As he hurled bread into the darkened recesses of the city's iconic river he visibly relaxed, and when an eel appeared at the water's edge to sample our wares, he shouted excitedly like a little boy.
"I've never seen an eel in the Avon before," he said, smiling broadly, walking a little closer to offer a few more morsels.
From across the street men offered complicated hand gestures and shouted "yo Scribe" to catch his attention.
"People think they know me," Scribe said at the time. "Through my music they do know me. There are lots of times when I don't want to talk to people ... but that's just something that goes with the territory. I've learnt to deal with it. When it first blew up with The Crusader it was actually quite scary."
On that bridge in 2007 we talked about his children, a son who at that time was 7, and a daughter then 16 months. A song on Rhyme Book included the lyrics: "Next thing I know I'm leaving to go and record my CD/I tell my son things will be different the next time you see me".
Fa'amoana sang on one song, A.W.O.L., which is about the way Scribe sometimes wants to ghost through life. He was also joined by his cousins Ladi6 and Tyra Hammond.
"My dad is the reason music is in my life. Since I was very little he's put music in my life. He's a great musician and I get pretty much all my musical talent from him."
We shared a peanut slab and walked through Victoria Square. Scribe talked about the seedy underworld of Christchurch he saw as a youth.
"I've seen a lot of the dark side that this city has to offer.
"It motivated me to make something of myself. There's a very thin line between making it and not making it."
The Luafutu family are not ashamed to tell their truth. To create the script for The White Guitar, Fa'amoana and his two sons each wrote their individual story in Christchurch, Auckland and Wellington respectively.
"It was amazing how many similar themes there were," Scribe says. "It's how the truth works.

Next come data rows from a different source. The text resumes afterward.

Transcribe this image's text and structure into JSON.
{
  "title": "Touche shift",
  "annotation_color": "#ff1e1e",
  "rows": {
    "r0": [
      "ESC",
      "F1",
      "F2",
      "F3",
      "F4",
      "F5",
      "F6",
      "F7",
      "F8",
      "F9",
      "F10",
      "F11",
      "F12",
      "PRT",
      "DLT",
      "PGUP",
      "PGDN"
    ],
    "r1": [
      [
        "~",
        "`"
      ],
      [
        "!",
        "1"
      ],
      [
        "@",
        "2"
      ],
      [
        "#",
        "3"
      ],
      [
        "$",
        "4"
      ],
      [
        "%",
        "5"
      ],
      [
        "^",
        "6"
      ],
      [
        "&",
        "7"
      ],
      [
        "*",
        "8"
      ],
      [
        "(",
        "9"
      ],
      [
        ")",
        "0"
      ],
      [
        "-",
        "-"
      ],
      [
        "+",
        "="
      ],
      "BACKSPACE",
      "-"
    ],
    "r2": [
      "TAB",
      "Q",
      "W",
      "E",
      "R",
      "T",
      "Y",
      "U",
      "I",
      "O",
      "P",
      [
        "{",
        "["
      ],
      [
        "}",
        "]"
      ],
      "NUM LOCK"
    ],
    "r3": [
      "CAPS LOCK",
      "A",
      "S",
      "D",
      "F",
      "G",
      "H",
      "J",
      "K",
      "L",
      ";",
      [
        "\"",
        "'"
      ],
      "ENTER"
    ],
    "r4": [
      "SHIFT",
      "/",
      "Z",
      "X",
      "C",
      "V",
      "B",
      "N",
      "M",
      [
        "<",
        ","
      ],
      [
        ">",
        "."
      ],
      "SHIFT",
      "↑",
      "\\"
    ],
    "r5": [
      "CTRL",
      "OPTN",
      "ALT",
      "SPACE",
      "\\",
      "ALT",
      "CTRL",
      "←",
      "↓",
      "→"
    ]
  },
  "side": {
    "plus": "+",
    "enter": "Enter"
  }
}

There wasn't anything we wanted to leave out, we put it all out there, what our individual experience was. It's not edited in any way."
During rehearsals there have been moments where the trio have had to pause to breathe and collect themselves.

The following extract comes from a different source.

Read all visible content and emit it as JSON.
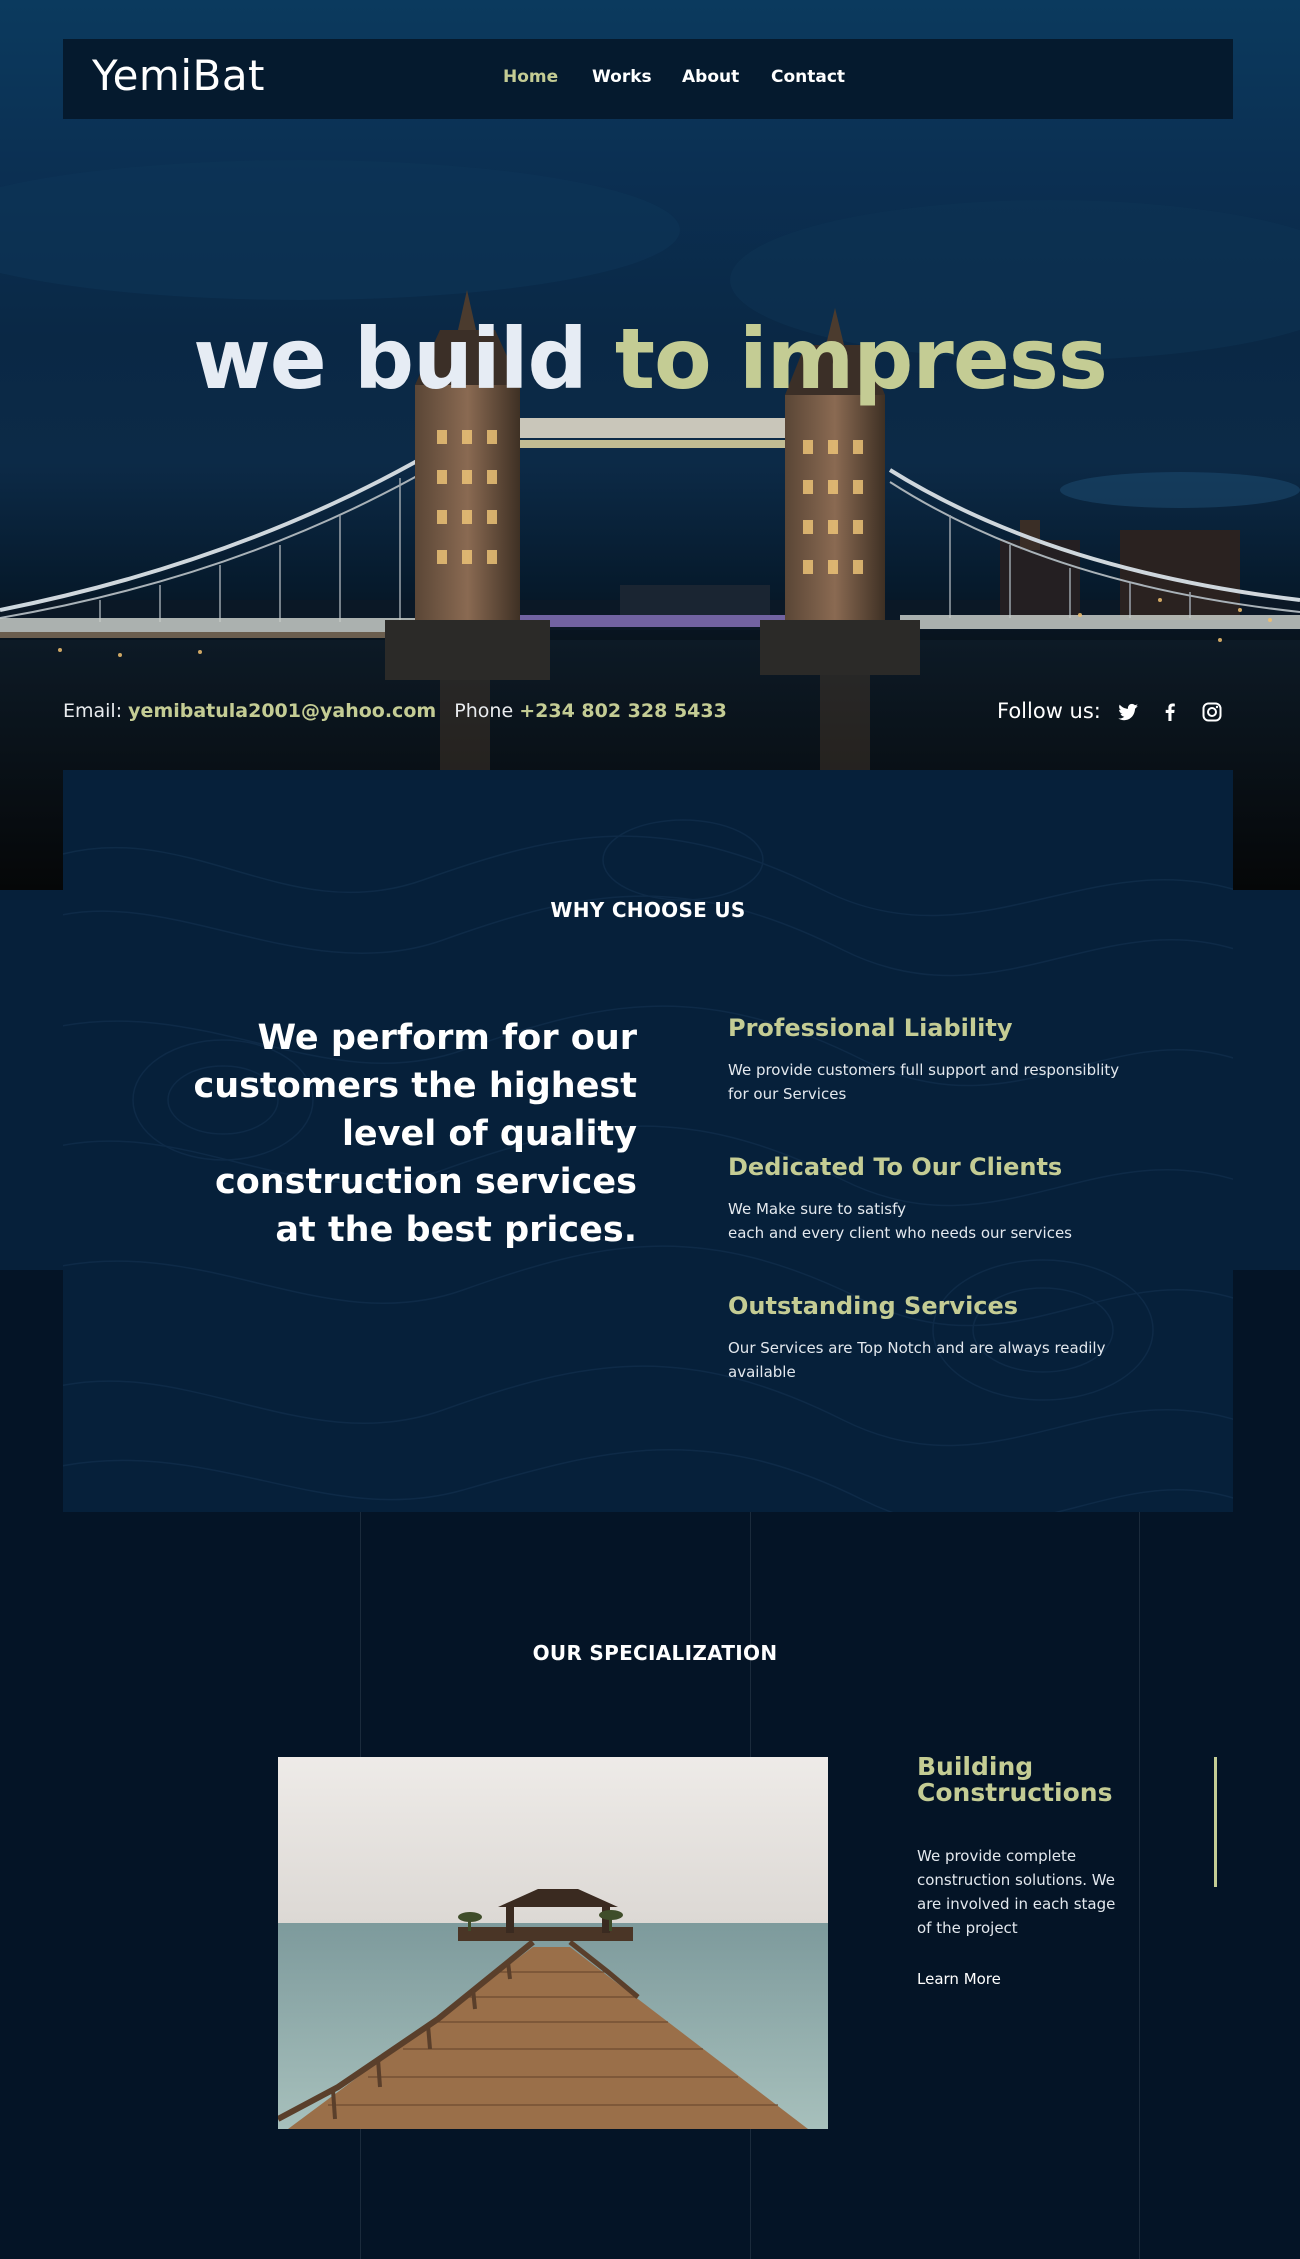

"It's been healing to feel the magnitude of the other person's experience," Scribe says. "We are still delving deep into those memories and it is still very real but at the same time it's liberating to be confronting the truth this way."
Fa'amoana agrees that rehearsing the play has been cathartic, but he says it has also been emotional.
"To have my sons here ... we are not ashamed of what we've been through and to share our truth," he says. "We are not saying feel sorry for us, the play is a message about positivity. It happens in all families, when things come down you have each other's back."
"Our family's life has always been like a series of earthquakes," Matthias adds. "Creativity keeps us in the light during times of darkness. We're trying to pick up the pieces. Each time it happens we pick up the pieces. It hasn't broken us."
There's a pause before Fa'amoana adds: "That's what we're saying to Christchurch, come on, keep picking up the pieces."
************
Nana Pepe was like a queen, Scribe says, a royal. She didn't speak much English but the rest of the family knew exactly what the matriarch expected of them.
"She was an amazing upright woman who dedicated her life to the church," Scribe says. "She didn't get to see the darkness that we lived with, we shielded her from it."
Fa'amoana remembers trips in the canoe to Apia with his mother.
But when she died four years ago he stopped playing guitar.
"I felt like I failed her," he says with a lump in his throat. "I never did what she wanted us to do when we came over here for, a better life, I got caught up in the darkness. When she died I thought that was the day the music died."
It was Pepe who first taught Fa'amoana how to play the guitar.
"I'm back playing again now because of this play."
************
Pepe steps out of the darkness. She gazes at her beautiful white kikala before swaddling it like an infant in a lava lava for safe keeping. She moves towards the pure light of the setting sun. Behind her, sharing the same path, her son and grandsons now walk proudly in the reflected light of her precious white guitar.